Калитка ближнего к лесу двора отворилась, и оттуда вышел охотник. Рядом с ним шла мама оленёнка. Она была ещё довольно слаба, но не настолько, чтобы не торопиться на встречу к своему ребёнку. Тот всё ещё ждал её подле нерукотворного акведука. Только вместо воды, по его тоннелю бежали тонкими серыми ручейками стайки мышей. Радовались растущим дням и ночи, той ослепительной белозубой брюнетке, чья короткая стрижка обещала им долгую счастливую жизнь…
Зайчик
Прыжками, мягко, по-кошачьи, зайчик измерял полянку. Ирокез ушей, сбившийся на спину рюкзачок хвоста, – всё говорило о том, что он юн и лес в его распоряжении навечно. Навстречу, сутулясь, шла лиса. Но ей не было никакого дела до мальчишки. Запах рыбьих голов по ту сторону железной дороги манил больше душного аромата опасений ушастого.
«Да ещё набегаешься за ним,– снисходительно ухмылялась лиса.– А головы, они спокойные. Никуда не торопятся. Лежат себе и отдают последний пыл морозу. Ещё минута-другая, и отыскать их станет почти невозможно. Снег заборист, жаден, вездесущ…»

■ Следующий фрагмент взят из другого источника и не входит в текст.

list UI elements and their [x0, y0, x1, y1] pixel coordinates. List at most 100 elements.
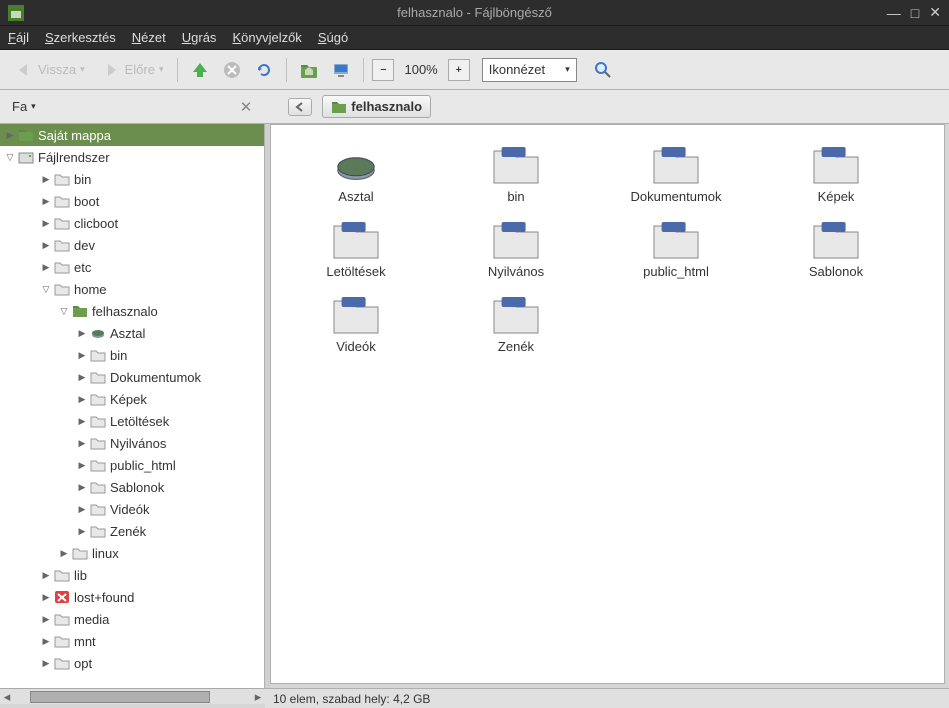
expander-icon[interactable]: ▶: [76, 460, 88, 471]
expander-icon[interactable]: ▶: [40, 614, 52, 625]
computer-button[interactable]: [327, 56, 355, 84]
expander-icon[interactable]: ▶: [76, 482, 88, 493]
tree-item-lostfound[interactable]: ▶lost+found: [0, 586, 264, 608]
file-item[interactable]: Nyilvános: [451, 216, 581, 283]
expander-icon[interactable]: ▶: [76, 438, 88, 449]
tree-item-zenek[interactable]: ▶Zenék: [0, 520, 264, 542]
close-button[interactable]: ✕: [929, 4, 941, 21]
tree-label: lib: [74, 568, 87, 583]
menu-bookmarks[interactable]: Könyvjelzők: [232, 30, 301, 45]
expander-icon[interactable]: ▶: [58, 548, 70, 559]
folder-icon: [812, 220, 860, 260]
expander-icon[interactable]: ▶: [40, 174, 52, 185]
menu-file[interactable]: Fájl: [8, 30, 29, 45]
expander-icon[interactable]: ▶: [40, 218, 52, 229]
search-button[interactable]: [589, 56, 617, 84]
menu-edit[interactable]: Szerkesztés: [45, 30, 116, 45]
sidebar-tree[interactable]: ▶ Saját mappa ▽ Fájlrendszer ▶ bin ▶boot▶c…: [0, 124, 265, 688]
sidebar-mode-button[interactable]: Fa ▾: [8, 97, 40, 116]
expander-icon[interactable]: ▶: [76, 504, 88, 515]
tree-item-dev[interactable]: ▶dev: [0, 234, 264, 256]
icon-view[interactable]: Asztal bin Dokumentumok Képek Letöltések Nyil…: [270, 124, 945, 684]
file-item[interactable]: Sablonok: [771, 216, 901, 283]
forward-button[interactable]: Előre ▾: [95, 56, 170, 84]
menu-view[interactable]: Nézet: [132, 30, 166, 45]
folder-icon: [90, 435, 106, 451]
tree-item-nyilvanos[interactable]: ▶Nyilvános: [0, 432, 264, 454]
back-label: Vissza: [38, 62, 76, 77]
zoom-label: 100%: [396, 62, 445, 77]
menu-go[interactable]: Ugrás: [182, 30, 217, 45]
tree-item-media[interactable]: ▶media: [0, 608, 264, 630]
tree-filesystem[interactable]: ▽ Fájlrendszer: [0, 146, 264, 168]
view-mode-combo[interactable]: Ikonnézet ▾: [482, 58, 577, 82]
expander-icon[interactable]: ▶: [76, 372, 88, 383]
tree-item-public_html[interactable]: ▶public_html: [0, 454, 264, 476]
stop-icon: [222, 60, 242, 80]
expander-icon[interactable]: ▶: [4, 130, 16, 141]
file-item[interactable]: Képek: [771, 141, 901, 208]
expander-icon[interactable]: ▶: [40, 592, 52, 603]
tree-item-dokumentumok[interactable]: ▶Dokumentumok: [0, 366, 264, 388]
file-item[interactable]: Asztal: [291, 141, 421, 208]
expander-icon[interactable]: ▶: [76, 350, 88, 361]
expander-icon[interactable]: ▶: [76, 328, 88, 339]
home-folder-icon: [331, 100, 347, 114]
expander-icon[interactable]: ▶: [76, 394, 88, 405]
tree-item-letoltesek[interactable]: ▶Letöltések: [0, 410, 264, 432]
tree-item-etc[interactable]: ▶etc: [0, 256, 264, 278]
path-back-button[interactable]: [288, 98, 312, 116]
tree-label: mnt: [74, 634, 96, 649]
tree-label: bin: [110, 348, 127, 363]
tree-item-opt[interactable]: ▶opt: [0, 652, 264, 674]
tree-item-clicboot[interactable]: ▶clicboot: [0, 212, 264, 234]
file-item[interactable]: Zenék: [451, 291, 581, 358]
tree-item-boot[interactable]: ▶boot: [0, 190, 264, 212]
menu-help[interactable]: Súgó: [318, 30, 348, 45]
folder-icon: [54, 633, 70, 649]
tree-item-bin2[interactable]: ▶ bin: [0, 344, 264, 366]
expander-icon[interactable]: ▶: [76, 416, 88, 427]
tree-item-sablonok[interactable]: ▶Sablonok: [0, 476, 264, 498]
tree-item-videok[interactable]: ▶Videók: [0, 498, 264, 520]
tree-item-kepek[interactable]: ▶Képek: [0, 388, 264, 410]
expander-icon[interactable]: ▶: [40, 262, 52, 273]
stop-button[interactable]: [218, 56, 246, 84]
zoom-out-button[interactable]: −: [372, 59, 394, 81]
sidebar-hscroll[interactable]: ◂ ▸: [0, 688, 265, 704]
folder-icon: [90, 391, 106, 407]
home-button[interactable]: [295, 56, 323, 84]
path-segment-current[interactable]: felhasznalo: [322, 95, 431, 118]
tree-home[interactable]: ▶ Saját mappa: [0, 124, 264, 146]
expander-icon[interactable]: ▽: [40, 284, 52, 295]
expander-icon[interactable]: ▽: [4, 152, 16, 163]
refresh-button[interactable]: [250, 56, 278, 84]
back-button[interactable]: Vissza ▾: [8, 56, 91, 84]
tree-item-mnt[interactable]: ▶ mnt: [0, 630, 264, 652]
maximize-button[interactable]: □: [911, 5, 919, 21]
tree-item-asztal[interactable]: ▶ Asztal: [0, 322, 264, 344]
tree-item-bin[interactable]: ▶bin: [0, 168, 264, 190]
folder-icon: [812, 145, 860, 185]
expander-icon[interactable]: ▽: [58, 306, 70, 317]
tree-item-linux[interactable]: ▶linux: [0, 542, 264, 564]
expander-icon[interactable]: ▶: [40, 570, 52, 581]
tree-label: Asztal: [110, 326, 145, 341]
minimize-button[interactable]: —: [887, 5, 901, 21]
expander-icon[interactable]: ▶: [40, 196, 52, 207]
expander-icon[interactable]: ▶: [40, 636, 52, 647]
expander-icon[interactable]: ▶: [76, 526, 88, 537]
up-button[interactable]: [186, 56, 214, 84]
zoom-in-button[interactable]: +: [448, 59, 470, 81]
close-sidebar-button[interactable]: ✕: [240, 98, 253, 116]
file-item[interactable]: public_html: [611, 216, 741, 283]
tree-item-lib[interactable]: ▶ lib: [0, 564, 264, 586]
tree-item-home_dir[interactable]: ▽home: [0, 278, 264, 300]
file-item[interactable]: Videók: [291, 291, 421, 358]
expander-icon[interactable]: ▶: [40, 240, 52, 251]
file-item[interactable]: Dokumentumok: [611, 141, 741, 208]
file-item[interactable]: Letöltések: [291, 216, 421, 283]
tree-item-felhasznalo[interactable]: ▽felhasznalo: [0, 300, 264, 322]
expander-icon[interactable]: ▶: [40, 658, 52, 669]
file-item[interactable]: bin: [451, 141, 581, 208]
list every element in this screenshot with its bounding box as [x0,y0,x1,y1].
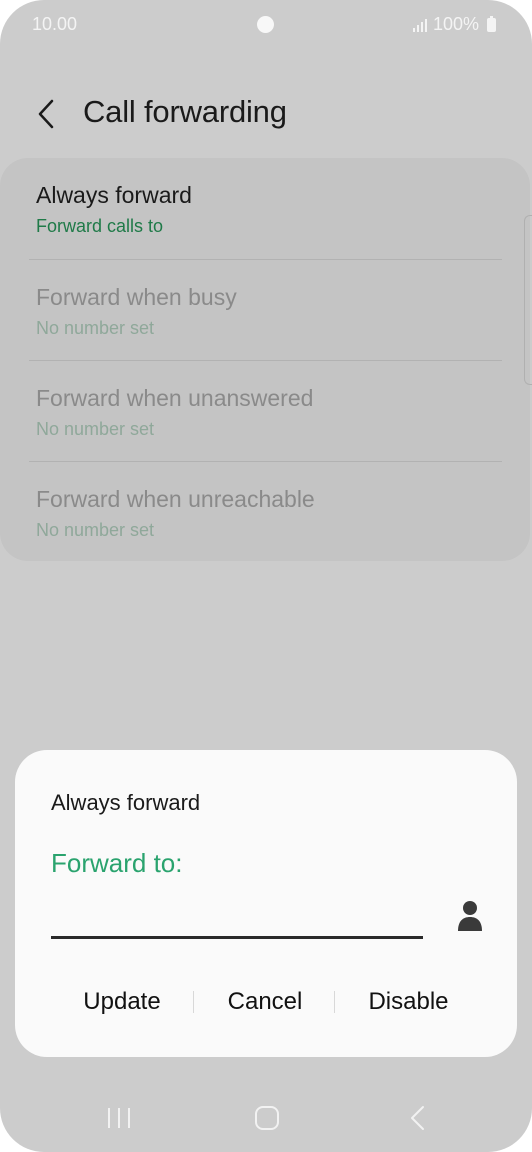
disable-button[interactable]: Disable [351,980,466,1024]
option-title: Forward when unreachable [36,486,315,512]
update-button[interactable]: Update [67,980,177,1024]
recent-apps-icon [108,1108,130,1128]
option-forward-when-unanswered[interactable]: Forward when unanswered No number set [0,360,530,460]
battery-icon [487,15,496,32]
page-title: Call forwarding [83,94,287,129]
dialog-actions: Update Cancel Disable [15,980,517,1024]
option-subtitle: No number set [36,520,155,540]
dialog-title: Always forward [51,790,201,815]
always-forward-dialog: Always forward Forward to: Update Cancel… [15,750,517,1057]
button-separator [334,991,335,1013]
forward-to-label: Forward to: [51,848,183,878]
contact-person-icon [458,901,482,931]
forwarding-options-card: Always forward Forward calls to Forward … [0,158,530,561]
nav-back-button[interactable] [398,1102,438,1134]
front-camera [257,16,274,33]
option-subtitle: Forward calls to [36,216,164,236]
cancel-button[interactable]: Cancel [210,980,320,1024]
recent-apps-button[interactable] [99,1102,139,1134]
status-time: 10.00 [32,14,78,34]
option-always-forward[interactable]: Always forward Forward calls to [0,158,530,258]
battery-percentage: 100% [432,14,479,34]
contact-picker-button[interactable] [453,898,487,934]
back-button[interactable] [30,90,66,134]
option-title: Forward when busy [36,284,237,310]
home-button[interactable] [247,1102,287,1134]
option-subtitle: No number set [36,419,155,439]
back-arrow-icon [38,99,54,129]
signal-icon [412,18,427,32]
option-forward-when-busy[interactable]: Forward when busy No number set [0,259,530,359]
nav-back-icon [411,1106,424,1130]
scrollbar[interactable] [524,215,532,385]
navigation-bar [0,1088,532,1148]
forward-number-input[interactable] [51,898,423,939]
app-header: Call forwarding [0,86,532,138]
option-forward-when-unreachable[interactable]: Forward when unreachable No number set [0,461,530,561]
option-title: Forward when unanswered [36,385,314,411]
phone-screen: 10.00 100% Call forwarding Always forwar… [0,0,532,1152]
status-icons: 100% [412,14,496,35]
status-bar: 10.00 100% [0,0,532,52]
option-title: Always forward [36,182,192,208]
button-separator [193,991,194,1013]
home-icon [255,1106,279,1130]
option-subtitle: No number set [36,318,155,338]
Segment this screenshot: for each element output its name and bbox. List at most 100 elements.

На тропинку, по которой спешила лисица, ступил низенький мужичок. С пару приличных пеньков размером, если их взгромоздить друг на друга. Нос мужичка походил на нарост коры нездоровой осины. Ноздри, как поры гнезда ос, пережившего весну, вяло вздымались от частого дыхания. «Григорыч,– узнала лиса.– Опять за дровами. Стар он уже, деревяшки таскать. А куда деваться. Не по доброй воле идёт. ОНА гонит. Холодно ей, видать.» Рыжая, за свою жизнь на полустанке, подле человеческого жилья, давно привыкла к двуногим. Знала, чего ожидать от них, кого бояться, а кому показать свой норов самой. Жену Григорыча лисица не любила. Потому-то всех на полустанке называла по имени, а её отстранёно и пренебрежительно – ОНА.
ОНА всегда ходила по лесу с палкой и не одна. Впереди трясла хвостом дворняга цвета осени, позади – серый от пыли крупный кот. Кот с достоинством носил нелепое имя Альбом и потому без смущения выполнял несвойственные кошачьим телодвижения, – трусил за хозяйкой, куда бы та не шла. Прибившиеся к дому животины считали своим долгом оплатить кров и корм доступным им способом. И делали это. Без радости, из одного лишь чувства долга. Собака и кот не любили жену Григорыча так же, как и лисица.